Lembrando que Saramago "publicou o que quis publicar" e que, entre os papéis que deixou, "há coisas de natureza muito diversa", acha que, para já, "é preciso reflectir e estudar o espólio". Mas adianta que gostaria de prosseguir a publicação da correspondência de Saramago, após o recente lançamento do diálogo epistolar que este manteve com o romancista José Rodrigues Miguéis. Uma parte significativa do espólio até é conhecida, porque muitos documentos - manuscritos, cartas, textos inéditos, fotografias - integraram a exposição José Saramago. A Consistência dos Sonhos, que esteve no Palácio da Ajuda em 2008. E há muito se sabe que existe um romance inédito, Clarabóia, rejeitado por uma editora no final dos anos 40, e que o autor nunca quis, depois, publicar.
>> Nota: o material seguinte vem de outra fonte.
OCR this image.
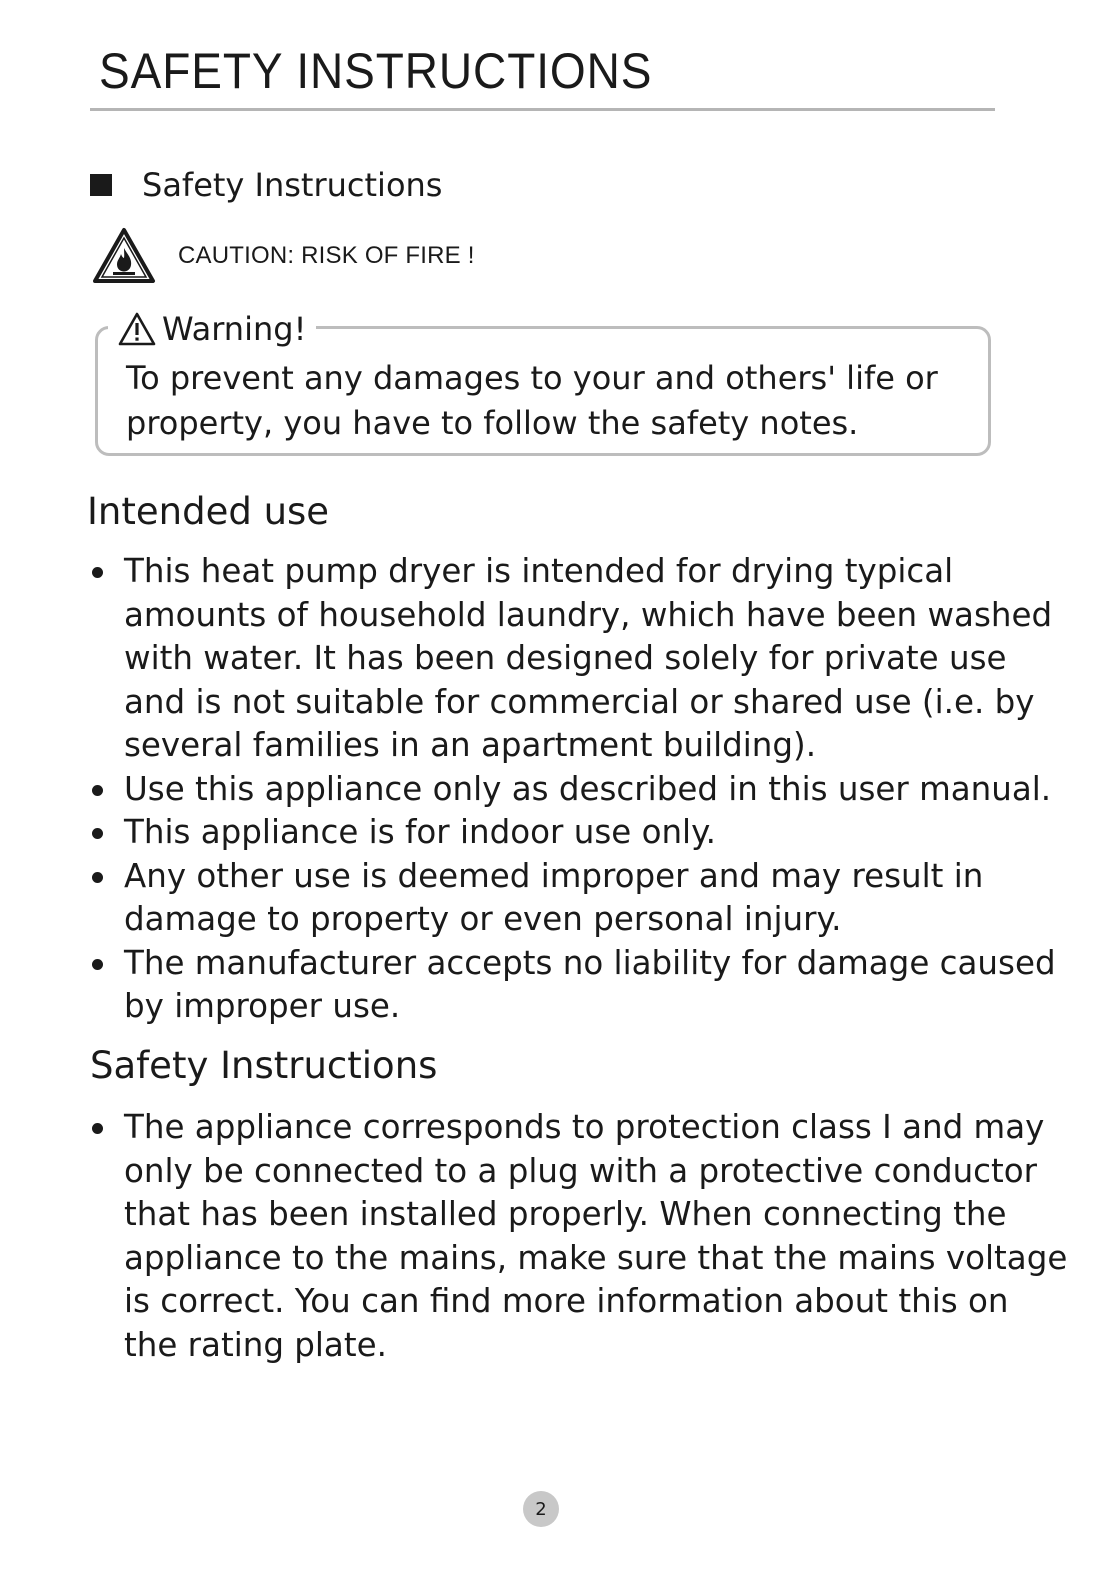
SAFETY INSTRUCTIONS
Safety Instructions
CAUTION: RISK OF FIRE !
Warning!
To prevent any damages to your and others' life or
property, you have to follow the safety notes.
Intended use
This heat pump dryer is intended for drying typical
amounts of household laundry, which have been washed
with water. It has been designed solely for private use
and is not suitable for commercial or shared use (i.e. by
several families in an apartment building).
Use this appliance only as described in this user manual.
This appliance is for indoor use only.
Any other use is deemed improper and may result in
damage to property or even personal injury.
The manufacturer accepts no liability for damage caused
by improper use.
Safety Instructions
The appliance corresponds to protection class I and may
only be connected to a plug with a protective conductor
that has been installed properly. When connecting the
appliance to the mains, make sure that the mains voltage
is correct. You can find more information about this on
the rating plate.
2
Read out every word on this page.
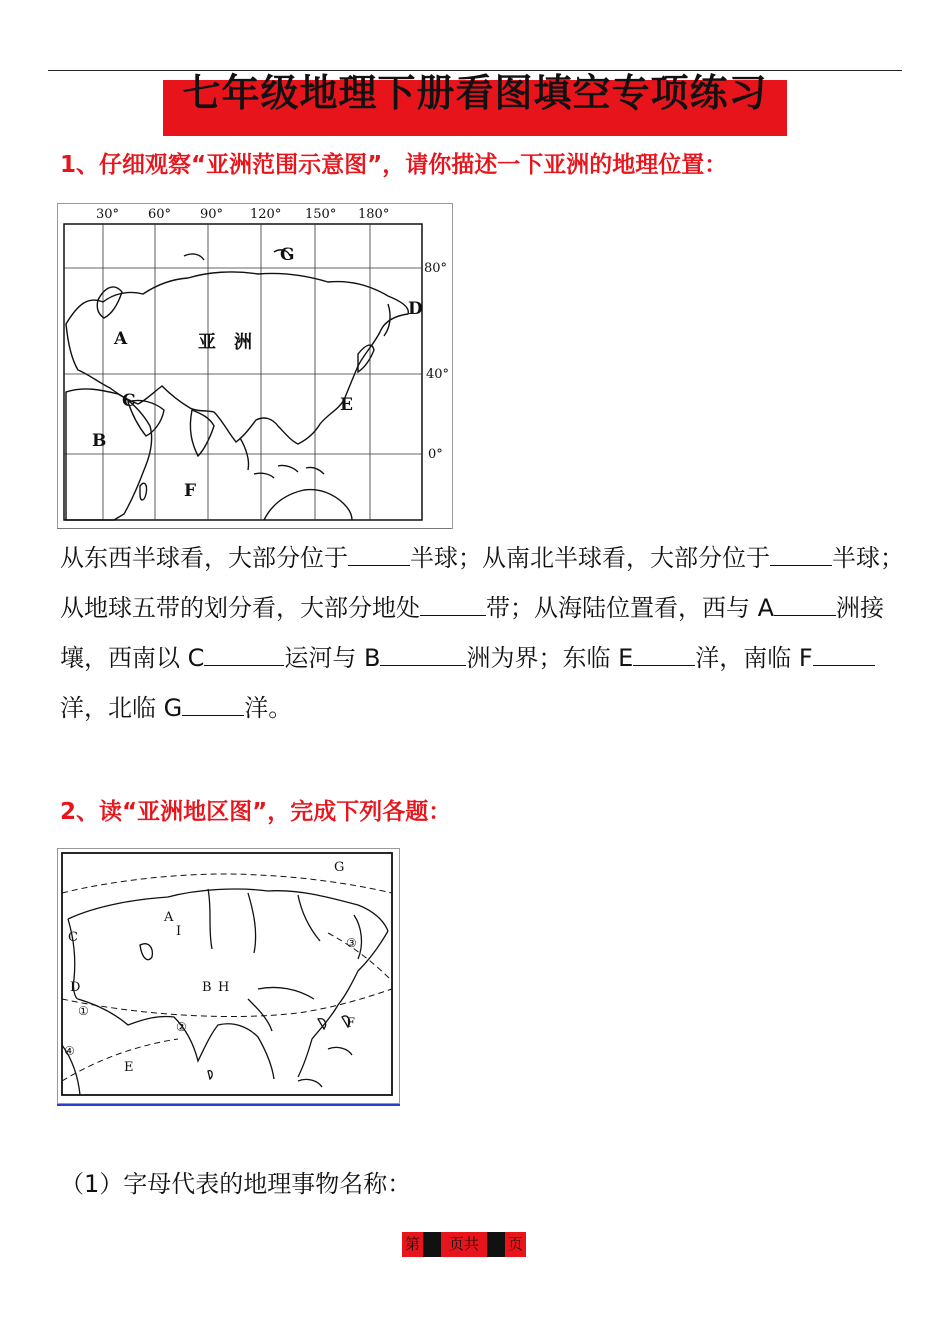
七年级地理下册看图填空专项练习
1、仔细观察“亚洲范围示意图”，请你描述一下亚洲的地理位置：
30° 60° 90° 120° 150° 180°
80°
40°
0°
A
B
C
D
E
F
G
亚　洲
从东西半球看，大部分位于	半球；从南北半球看，大部分位于	半球；从地球五带的划分看，大部分地处	带；从海陆位置看，西与 A	洲接壤，西南以 C	运河与 B	洲为界；东临 E	洋，南临 F洋，北临 G	洋。
2、读“亚洲地区图”，完成下列各题：
G
A
I
C
D	B H
F
E
①
②
③
④
（1）字母代表的地理事物名称：
第	页共	页
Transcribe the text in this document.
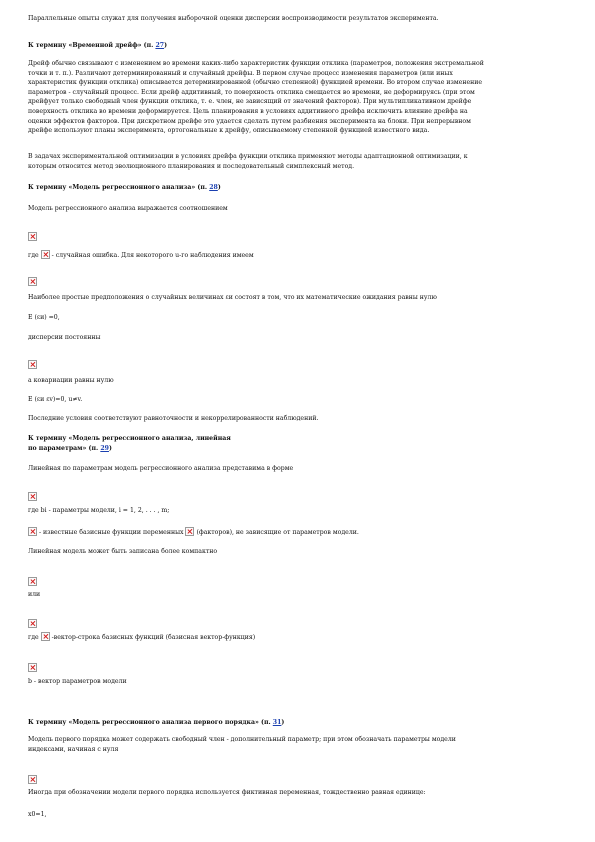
Параллельные опыты служат для получения выборочной оценки дисперсии воспроизводимости результатов эксперимента.
К термину «Временной дрейф» (п. 27)
Дрейф обычно связывают с изменением во времени каких-либо характеристик функции отклика (параметров, положения экстремальной
точки и т. п.). Различают детерминированный и случайный дрейфы. В первом случае процесс изменения параметров (или иных
характеристик функции отклика) описывается детерминированной (обычно степенной) функцией времени. Во втором случае изменение
параметров - случайный процесс. Если дрейф аддитивный, то поверхность отклика смещается во времени, не деформируясь (при этом
дрейфует только свободный член функции отклика, т. е. член, не зависящий от значений факторов). При мультипликативном дрейфе
поверхность отклика во времени деформируется. Цель планирования в условиях аддитивного дрейфа исключить влияние дрейфа на
оценки эффектов факторов. При дискретном дрейфе это удается сделать путем разбиения эксперимента на блоки. При непрерывном
дрейфе используют планы эксперимента, ортогональные к дрейфу, описываемому степенной функцией известного вида.
В задачах экспериментальной оптимизации в условиях дрейфа функции отклика применяют методы адаптационной оптимизации, к
которым относится метод эволюционного планирования и последовательный симплексный метод.
К термину «Модель регрессионного анализа» (п. 28)
Модель регрессионного анализа выражается соотношением
где  - случайная ошибка. Для некоторого u-го наблюдения имеем
Наиболее простые предположения о случайных величинах εи состоят в том, что их математические ожидания равны нулю
E (εи) =0,
дисперсии постоянны
а ковариации равны нулю
E (εи εv)=0, u≠v.
Последние условия соответствуют равноточности и некоррелированности наблюдений.
К термину «Модель регрессионного анализа, линейная
по параметрам» (п. 29)
Линейная по параметрам модель регрессионного анализа представима в форме
где bi - параметры модели, i = 1, 2, . . . , m;
- известные базисные функции переменных  (факторов), не зависящие от параметров модели.
Линейная модель может быть записана более компактно
или
где  -вектор-строка базисных функций (базисная вектор-функция)
b - вектор параметров модели
К термину «Модель регрессионного анализа первого порядка» (п. 31)
Модель первого порядка может содержать свободный член - дополнительный параметр; при этом обозначать параметры модели
индексами, начиная с нуля
Иногда при обозначении модели первого порядка используется фиктивная переменная, тождественно равная единице:
x0=1,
Enquanto não aparecem inéditos, os editores tentam responder ao súbito aumento da procura dos livros de Saramago. Em Portugal, a Caminho tem-se limitado a actualizar os stocks, reimprimindo títulos que já escasseiam em armazém. No estrangeiro, apressam-se traduções para apanhar este período um tanto mórbido de exposição mediática.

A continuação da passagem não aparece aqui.